You have been given several solutions and legitimate answers, it is up to you to use them. But if you don't use them its much harder to work with you towards a solution with that kind of approach. The company itself may work harder to try to find a good way to handle this, but as far as the community based forum, we have limited options. There does come a point when personal accountability comes into play.
You completely skirted the issue and redirected it back to me as my problem. The question is "When will TELUS abide by the CRTC and develop technical solutions to block illegitimate nuisance calls within their networks? The CRTC is also encouraging telecommunications service providers to offer their subscribers call management features.

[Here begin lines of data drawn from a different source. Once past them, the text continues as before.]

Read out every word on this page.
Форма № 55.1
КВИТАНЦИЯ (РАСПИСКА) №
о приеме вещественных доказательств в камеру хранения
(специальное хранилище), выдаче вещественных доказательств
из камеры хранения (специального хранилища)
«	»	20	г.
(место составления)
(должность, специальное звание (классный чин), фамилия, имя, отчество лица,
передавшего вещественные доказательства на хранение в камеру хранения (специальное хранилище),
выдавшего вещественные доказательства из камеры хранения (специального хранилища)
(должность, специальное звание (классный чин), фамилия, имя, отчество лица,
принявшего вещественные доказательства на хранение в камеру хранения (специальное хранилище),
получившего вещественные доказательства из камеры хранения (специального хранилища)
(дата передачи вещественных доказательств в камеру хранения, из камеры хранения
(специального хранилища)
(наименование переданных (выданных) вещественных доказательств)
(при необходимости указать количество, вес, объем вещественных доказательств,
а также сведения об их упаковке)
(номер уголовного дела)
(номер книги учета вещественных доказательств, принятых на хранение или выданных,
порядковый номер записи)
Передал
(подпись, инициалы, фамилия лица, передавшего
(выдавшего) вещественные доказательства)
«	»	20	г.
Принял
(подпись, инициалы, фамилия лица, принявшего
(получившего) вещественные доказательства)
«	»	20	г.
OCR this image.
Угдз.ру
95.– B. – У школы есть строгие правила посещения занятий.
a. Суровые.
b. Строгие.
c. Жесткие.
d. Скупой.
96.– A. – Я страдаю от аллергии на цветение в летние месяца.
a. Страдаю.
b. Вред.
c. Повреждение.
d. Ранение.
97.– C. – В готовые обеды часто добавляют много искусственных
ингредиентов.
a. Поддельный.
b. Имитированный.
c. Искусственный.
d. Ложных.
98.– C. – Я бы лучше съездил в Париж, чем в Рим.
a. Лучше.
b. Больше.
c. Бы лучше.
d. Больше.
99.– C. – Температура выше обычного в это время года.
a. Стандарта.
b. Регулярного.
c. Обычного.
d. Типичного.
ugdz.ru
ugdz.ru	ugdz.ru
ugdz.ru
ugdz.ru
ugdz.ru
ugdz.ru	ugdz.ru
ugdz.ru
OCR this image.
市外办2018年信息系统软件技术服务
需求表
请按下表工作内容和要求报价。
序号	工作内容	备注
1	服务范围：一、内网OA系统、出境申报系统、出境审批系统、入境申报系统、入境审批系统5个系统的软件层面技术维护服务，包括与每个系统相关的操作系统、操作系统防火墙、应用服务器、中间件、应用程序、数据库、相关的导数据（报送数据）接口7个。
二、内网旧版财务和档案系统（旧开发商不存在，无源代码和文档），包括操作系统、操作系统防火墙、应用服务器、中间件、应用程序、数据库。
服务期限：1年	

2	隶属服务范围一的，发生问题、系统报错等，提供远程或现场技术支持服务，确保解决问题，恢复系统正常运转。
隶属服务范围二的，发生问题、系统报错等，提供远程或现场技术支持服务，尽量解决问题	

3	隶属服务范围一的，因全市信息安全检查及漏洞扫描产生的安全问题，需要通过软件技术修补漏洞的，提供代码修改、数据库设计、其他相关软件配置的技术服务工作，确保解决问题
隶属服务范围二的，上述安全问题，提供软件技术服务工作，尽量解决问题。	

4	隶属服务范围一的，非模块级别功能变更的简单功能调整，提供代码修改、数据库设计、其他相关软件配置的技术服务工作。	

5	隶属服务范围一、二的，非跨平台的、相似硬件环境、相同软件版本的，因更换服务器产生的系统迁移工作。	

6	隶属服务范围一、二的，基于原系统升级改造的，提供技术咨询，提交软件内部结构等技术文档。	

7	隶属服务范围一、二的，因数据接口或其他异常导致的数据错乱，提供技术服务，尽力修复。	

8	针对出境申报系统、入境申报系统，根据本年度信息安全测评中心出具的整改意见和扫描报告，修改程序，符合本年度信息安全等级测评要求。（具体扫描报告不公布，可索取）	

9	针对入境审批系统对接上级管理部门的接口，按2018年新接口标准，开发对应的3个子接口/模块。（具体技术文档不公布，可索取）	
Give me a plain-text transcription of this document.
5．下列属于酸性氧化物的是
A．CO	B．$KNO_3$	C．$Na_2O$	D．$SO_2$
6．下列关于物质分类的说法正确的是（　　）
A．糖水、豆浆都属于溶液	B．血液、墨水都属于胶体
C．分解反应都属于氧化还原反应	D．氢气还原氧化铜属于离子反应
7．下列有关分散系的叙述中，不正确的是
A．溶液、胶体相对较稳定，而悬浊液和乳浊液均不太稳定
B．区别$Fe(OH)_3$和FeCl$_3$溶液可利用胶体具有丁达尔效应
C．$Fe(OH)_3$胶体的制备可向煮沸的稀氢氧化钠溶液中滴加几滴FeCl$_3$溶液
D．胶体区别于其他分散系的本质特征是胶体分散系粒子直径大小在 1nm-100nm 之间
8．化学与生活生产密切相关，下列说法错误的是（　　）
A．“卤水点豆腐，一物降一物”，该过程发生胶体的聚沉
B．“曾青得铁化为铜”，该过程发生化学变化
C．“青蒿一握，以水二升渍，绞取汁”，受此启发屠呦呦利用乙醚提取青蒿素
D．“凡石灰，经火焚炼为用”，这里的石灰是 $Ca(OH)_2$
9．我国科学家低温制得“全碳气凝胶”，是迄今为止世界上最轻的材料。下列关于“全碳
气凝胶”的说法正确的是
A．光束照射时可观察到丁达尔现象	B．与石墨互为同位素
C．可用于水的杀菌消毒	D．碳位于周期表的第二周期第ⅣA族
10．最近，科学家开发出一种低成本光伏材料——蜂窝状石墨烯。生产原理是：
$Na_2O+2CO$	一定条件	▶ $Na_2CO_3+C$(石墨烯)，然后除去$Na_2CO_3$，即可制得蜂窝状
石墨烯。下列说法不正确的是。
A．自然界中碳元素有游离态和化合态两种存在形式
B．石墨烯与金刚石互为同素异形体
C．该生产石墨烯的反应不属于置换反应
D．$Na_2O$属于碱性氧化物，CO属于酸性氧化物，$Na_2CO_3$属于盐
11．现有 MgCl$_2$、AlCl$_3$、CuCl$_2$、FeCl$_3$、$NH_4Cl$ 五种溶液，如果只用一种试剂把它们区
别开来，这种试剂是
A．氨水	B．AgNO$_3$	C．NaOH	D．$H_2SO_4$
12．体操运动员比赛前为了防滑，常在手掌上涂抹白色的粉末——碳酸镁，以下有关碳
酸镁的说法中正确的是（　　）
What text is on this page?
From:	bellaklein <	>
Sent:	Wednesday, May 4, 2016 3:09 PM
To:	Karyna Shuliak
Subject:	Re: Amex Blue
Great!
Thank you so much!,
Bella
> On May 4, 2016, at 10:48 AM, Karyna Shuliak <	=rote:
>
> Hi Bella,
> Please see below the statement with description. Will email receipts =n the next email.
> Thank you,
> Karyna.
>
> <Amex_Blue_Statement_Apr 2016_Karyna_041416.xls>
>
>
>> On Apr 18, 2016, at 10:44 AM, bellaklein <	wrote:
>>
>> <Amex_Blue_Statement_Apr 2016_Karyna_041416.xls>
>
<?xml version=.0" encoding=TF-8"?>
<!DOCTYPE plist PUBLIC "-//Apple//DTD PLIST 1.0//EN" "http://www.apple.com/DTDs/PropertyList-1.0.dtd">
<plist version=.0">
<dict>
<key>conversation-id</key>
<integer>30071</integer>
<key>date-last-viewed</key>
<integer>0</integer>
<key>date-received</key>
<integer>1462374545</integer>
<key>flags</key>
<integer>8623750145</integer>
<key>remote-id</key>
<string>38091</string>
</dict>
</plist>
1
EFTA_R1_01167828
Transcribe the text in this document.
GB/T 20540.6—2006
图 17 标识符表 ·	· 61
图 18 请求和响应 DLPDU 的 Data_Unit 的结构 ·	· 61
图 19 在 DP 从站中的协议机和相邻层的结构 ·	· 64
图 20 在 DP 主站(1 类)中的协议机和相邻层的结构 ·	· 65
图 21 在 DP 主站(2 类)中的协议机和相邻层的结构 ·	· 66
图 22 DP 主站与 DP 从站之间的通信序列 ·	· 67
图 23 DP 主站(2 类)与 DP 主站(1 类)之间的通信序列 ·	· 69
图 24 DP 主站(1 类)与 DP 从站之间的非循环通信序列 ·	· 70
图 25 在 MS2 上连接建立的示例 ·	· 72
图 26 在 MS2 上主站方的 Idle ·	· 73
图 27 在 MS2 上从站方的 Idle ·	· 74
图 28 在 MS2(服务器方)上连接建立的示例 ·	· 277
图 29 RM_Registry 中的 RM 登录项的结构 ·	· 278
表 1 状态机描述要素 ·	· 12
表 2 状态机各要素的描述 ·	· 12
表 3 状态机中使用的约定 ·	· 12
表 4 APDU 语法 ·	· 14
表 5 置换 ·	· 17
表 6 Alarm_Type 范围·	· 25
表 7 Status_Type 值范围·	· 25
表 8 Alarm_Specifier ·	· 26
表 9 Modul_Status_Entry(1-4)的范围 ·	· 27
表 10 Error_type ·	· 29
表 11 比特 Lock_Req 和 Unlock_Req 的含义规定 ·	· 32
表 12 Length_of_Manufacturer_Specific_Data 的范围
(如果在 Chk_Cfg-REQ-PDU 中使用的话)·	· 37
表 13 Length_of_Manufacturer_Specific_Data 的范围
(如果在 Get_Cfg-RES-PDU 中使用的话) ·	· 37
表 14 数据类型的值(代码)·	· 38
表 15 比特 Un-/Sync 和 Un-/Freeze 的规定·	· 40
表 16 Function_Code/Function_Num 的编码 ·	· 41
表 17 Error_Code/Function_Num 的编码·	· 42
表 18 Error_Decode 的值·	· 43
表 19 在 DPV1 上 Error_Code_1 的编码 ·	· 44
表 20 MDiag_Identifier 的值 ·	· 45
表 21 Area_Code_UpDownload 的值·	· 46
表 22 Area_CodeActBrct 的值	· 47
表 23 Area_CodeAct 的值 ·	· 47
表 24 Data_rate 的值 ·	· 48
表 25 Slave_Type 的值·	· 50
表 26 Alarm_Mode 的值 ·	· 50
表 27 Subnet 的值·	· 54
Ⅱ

Also address the use of caller ID spoofing."
How is this my problem and how am I supposed to handle this without TELUS call management features??
You are asking for a fundamental and complete redesign of global telecommunications technology. That is not something Telus has any control over and seeing as how over the last couple decades nothing has really changed, it's likely nothing will change any time soon.
Caller ID spoofing is not going to be blocked. There's no reliable way to currently do it without a redesign of the Caller ID technology. There are many legitimate situations where the Caller ID will be spoofed, and others where it's abused. Since spoofing your Caller ID is really easy to do, the nuisance callers can appear as ANY number in existence, including pretending to be a legitimate number.
CRTC only encourages providers to offer call management features. You'd need to subscribe to them to use them. Only way to get nuisance calls to stop aside from that would be, if you're able to speak with a person, is to tell the caller you are a business. The majority will never call back.
For the future - don't give out your number when doing surveys or entering draws for things etc. Many times they'll sell your number and you'll get a large influx of nuisance calls not long after
I don't think anyone on this forum can answer your question about their plans for an enhanced call management service.
If you think the problem has an easy solution, maybe you can indicate what other carriers are doing?
Blocking spoofed is problematic as some services, such as Skype, utilize this feature. It is also a common function provided by many voip services, that their customers count on.
You may want to look at some of the available call block apps to solve your problem.
Thanks for the input. Discussion is where it starts. As you can see, the CRTC dictated this over a year ago and nothing has happened. A little pressure is needed to get the desired redesign. If TELUS does not feel our pain, then they won't commit the resources to solving this problem. I realize what most of the technical difficulties are, but there does not seem to be any motivation to solving the problem.